Aimee Patton

A pleasantly eccentric take on politics

Today is the anniversary of 9/11.  I have my yearly migraine.  I always seem to get a migraine on this anniversary.  It’s my body’s way of handling emotions that it just can’t seem to process.  Intense emotions that I would rather work through with physical pain of a headache.  I realize it’s not the right way, but it’s my way.

We will never forget the victims of 9/11.

I just wish there was a way that I could remember the victims, but forget the day.  God, I would love to forget that day, what I witnessed and how I felt.  I know those two things don’t go hand-in-hand.

Everyone knows where they were the day we were attacked.  It’s the same way our parents know where they were the day JFK was shot.  I was on the 12th floor of my apartment building in Arlington, VA.  I was watching the Today Show as they announced a plane hit the World Trade Center.  Something told me I should go to my balcony.

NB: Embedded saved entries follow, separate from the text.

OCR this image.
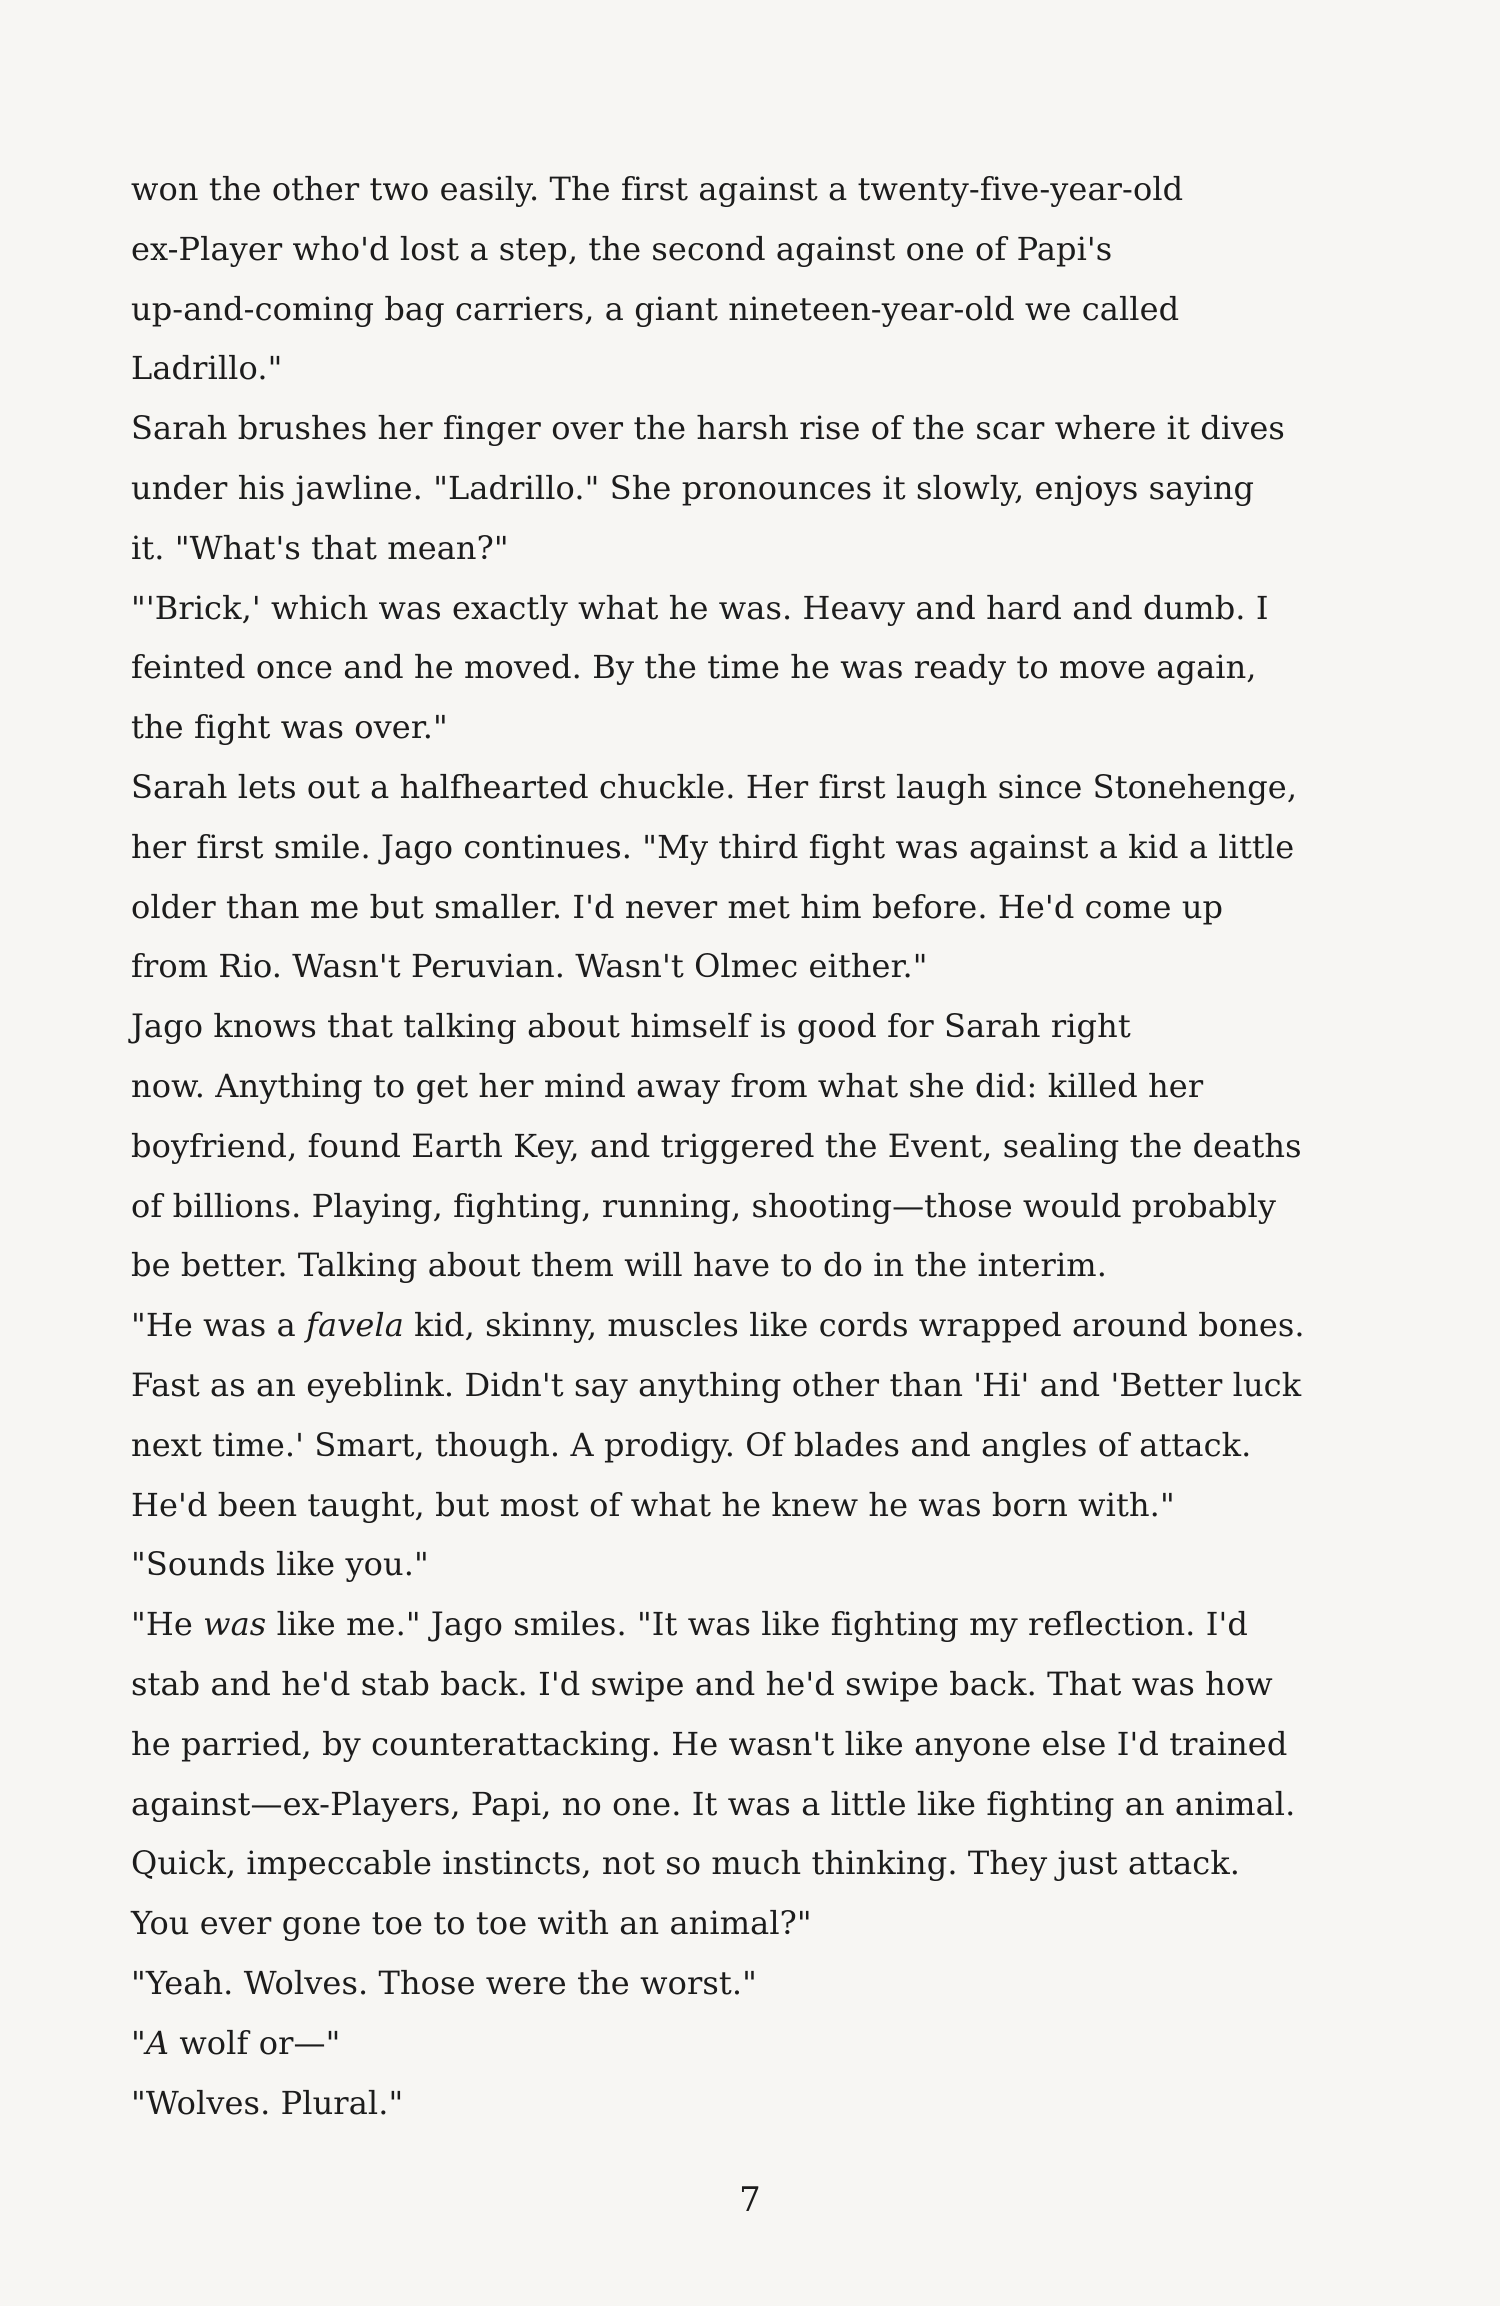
won the other two easily. The first against a twenty-five-year-old
ex-Player who'd lost a step, the second against one of Papi's
up-and-coming bag carriers, a giant nineteen-year-old we called
Ladrillo."
Sarah brushes her finger over the harsh rise of the scar where it dives
under his jawline. "Ladrillo." She pronounces it slowly, enjoys saying
it. "What's that mean?"
"'Brick,' which was exactly what he was. Heavy and hard and dumb. I
feinted once and he moved. By the time he was ready to move again,
the fight was over."
Sarah lets out a halfhearted chuckle. Her first laugh since Stonehenge,
her first smile. Jago continues. "My third fight was against a kid a little
older than me but smaller. I'd never met him before. He'd come up
from Rio. Wasn't Peruvian. Wasn't Olmec either."
Jago knows that talking about himself is good for Sarah right
now. Anything to get her mind away from what she did: killed her
boyfriend, found Earth Key, and triggered the Event, sealing the deaths
of billions. Playing, fighting, running, shooting—those would probably
be better. Talking about them will have to do in the interim.
"He was a favela kid, skinny, muscles like cords wrapped around bones.
Fast as an eyeblink. Didn't say anything other than 'Hi' and 'Better luck
next time.' Smart, though. A prodigy. Of blades and angles of attack.
He'd been taught, but most of what he knew he was born with."
"Sounds like you."
"He was like me." Jago smiles. "It was like fighting my reflection. I'd
stab and he'd stab back. I'd swipe and he'd swipe back. That was how
he parried, by counterattacking. He wasn't like anyone else I'd trained
against—ex-Players, Papi, no one. It was a little like fighting an animal.
Quick, impeccable instincts, not so much thinking. They just attack.
You ever gone toe to toe with an animal?"
"Yeah. Wolves. Those were the worst."
"A wolf or—"
"Wolves. Plural."
7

I loved my balcony on the 12th floor of my apartment building.  If you stood on the far corner and leaned over the railing, you could see the Capitol Building.  There was a tree line and over the tree line I knew the Pentagon was there.  My apartment was high enough up that I could see the airplanes coming and going from Reagan National Airport all the time.  I spent many days and nights sitting on that balcony, solving the world’s problems with my friends and enjoying the scenery.

That morning I raced out to look over the city that I loved so much.  Something told me that I needed to be on that balcony.

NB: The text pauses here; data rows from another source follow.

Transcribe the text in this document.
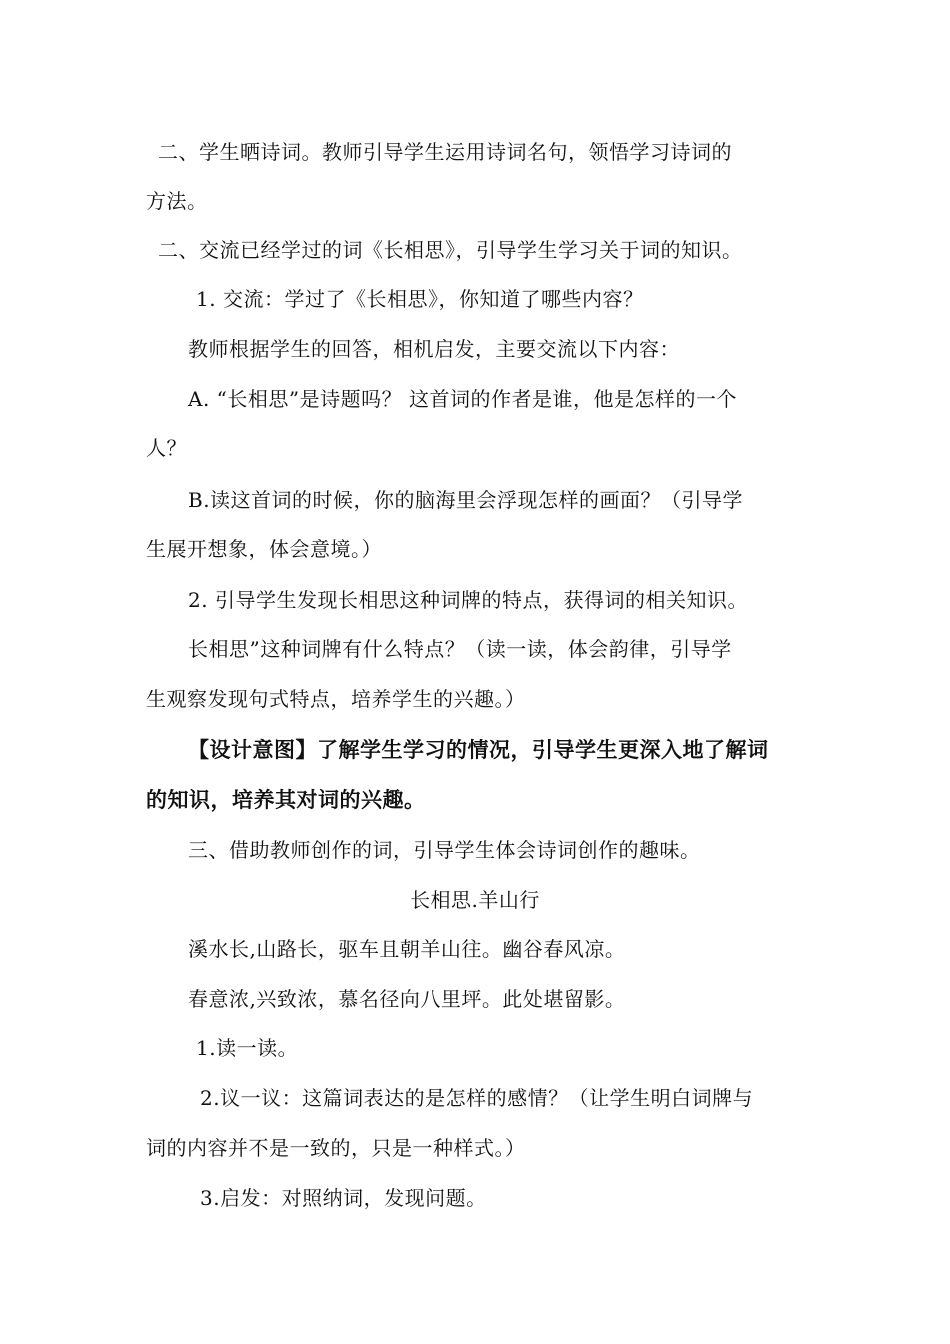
二、学生晒诗词。教师引导学生运用诗词名句，领悟学习诗词的
方法。
二、交流已经学过的词《长相思》，引导学生学习关于词的知识。
1. 交流：学过了《长相思》，你知道了哪些内容？
教师根据学生的回答，相机启发，主要交流以下内容：
A. “长相思”是诗题吗？ 这首词的作者是谁，他是怎样的一个
人？
B.读这首词的时候，你的脑海里会浮现怎样的画面？（引导学
生展开想象，体会意境。）
2. 引导学生发现长相思这种词牌的特点，获得词的相关知识。
长相思”这种词牌有什么特点？（读一读，体会韵律，引导学
生观察发现句式特点，培养学生的兴趣。）
【设计意图】了解学生学习的情况，引导学生更深入地了解词
的知识，培养其对词的兴趣。
三、借助教师创作的词，引导学生体会诗词创作的趣味。
长相思.羊山行
溪水长,山路长，驱车且朝羊山往。幽谷春风凉。
春意浓,兴致浓，慕名径向八里坪。此处堪留影。
1.读一读。
2.议一议：这篇词表达的是怎样的感情？（让学生明白词牌与
词的内容并不是一致的，只是一种样式。）
3.启发：对照纳词，发现问题。
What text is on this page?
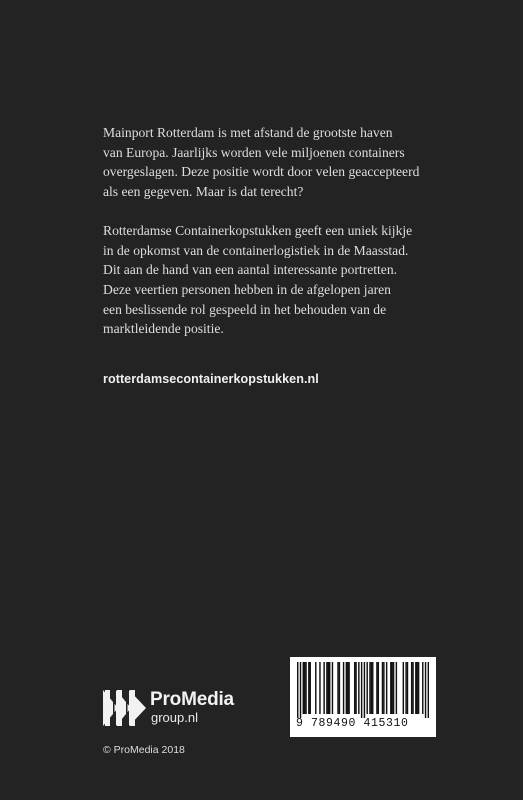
Mainport Rotterdam is met afstand de grootste haven
van Europa. Jaarlijks worden vele miljoenen containers
overgeslagen. Deze positie wordt door velen geaccepteerd
als een gegeven. Maar is dat terecht?

Rotterdamse Containerkopstukken geeft een uniek kijkje
in de opkomst van de containerlogistiek in de Maasstad.
Dit aan de hand van een aantal interessante portretten.
Deze veertien personen hebben in de afgelopen jaren
een beslissende rol gespeeld in het behouden van de
marktleidende positie.

rotterdamsecontainerkopstukken.nl
ProMedia
group.nl
© ProMedia 2018
9 789490 415310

A large ball of smoke was rising up in the air.  The plane had just hit the Pentagon.  I witnessed it seconds after it had just happened.   I just saw the ends of precious life, the horror of terrorism and a moment in history symbolized by a cloud of smoke and flames.

As time passes every year the exact details of the rest of the day are blurry.  I, like everyone else in DC at the time, searched for friends, reassured loved ones from home and prayed.  I spent a lot of time on my balcony that day and the following day.  The skies were quiet, all except for fighter planes and helicopters.  The city was different and I was different almost instantly.

That night I somehow found my way to the Lincoln Memorial.  I don’t remember what made me go down there.  It was eerily quiet except for a few hundred people who had also gathered down at the monument searching for comfort, peace and explanations.

When I got to the monument that I cherished,in a city that I loved so much, I physically became ill.  I threw up.

I shared stories with strangers of that horrifying day.  I hugged people I didn’t even know.

I taped a flag in my window of my apartment so I just didn’t feel so hopeless and helpless.  Truth was I felt both that day.  The flag did little to help those emotions.

We will never forget.  We were the lucky ones who survived that day.  For those who didn’t, we will never forget you.  Those who continue to serve and keep our borders safe from terrorists and those who protect our airports and harbors, God Bless You.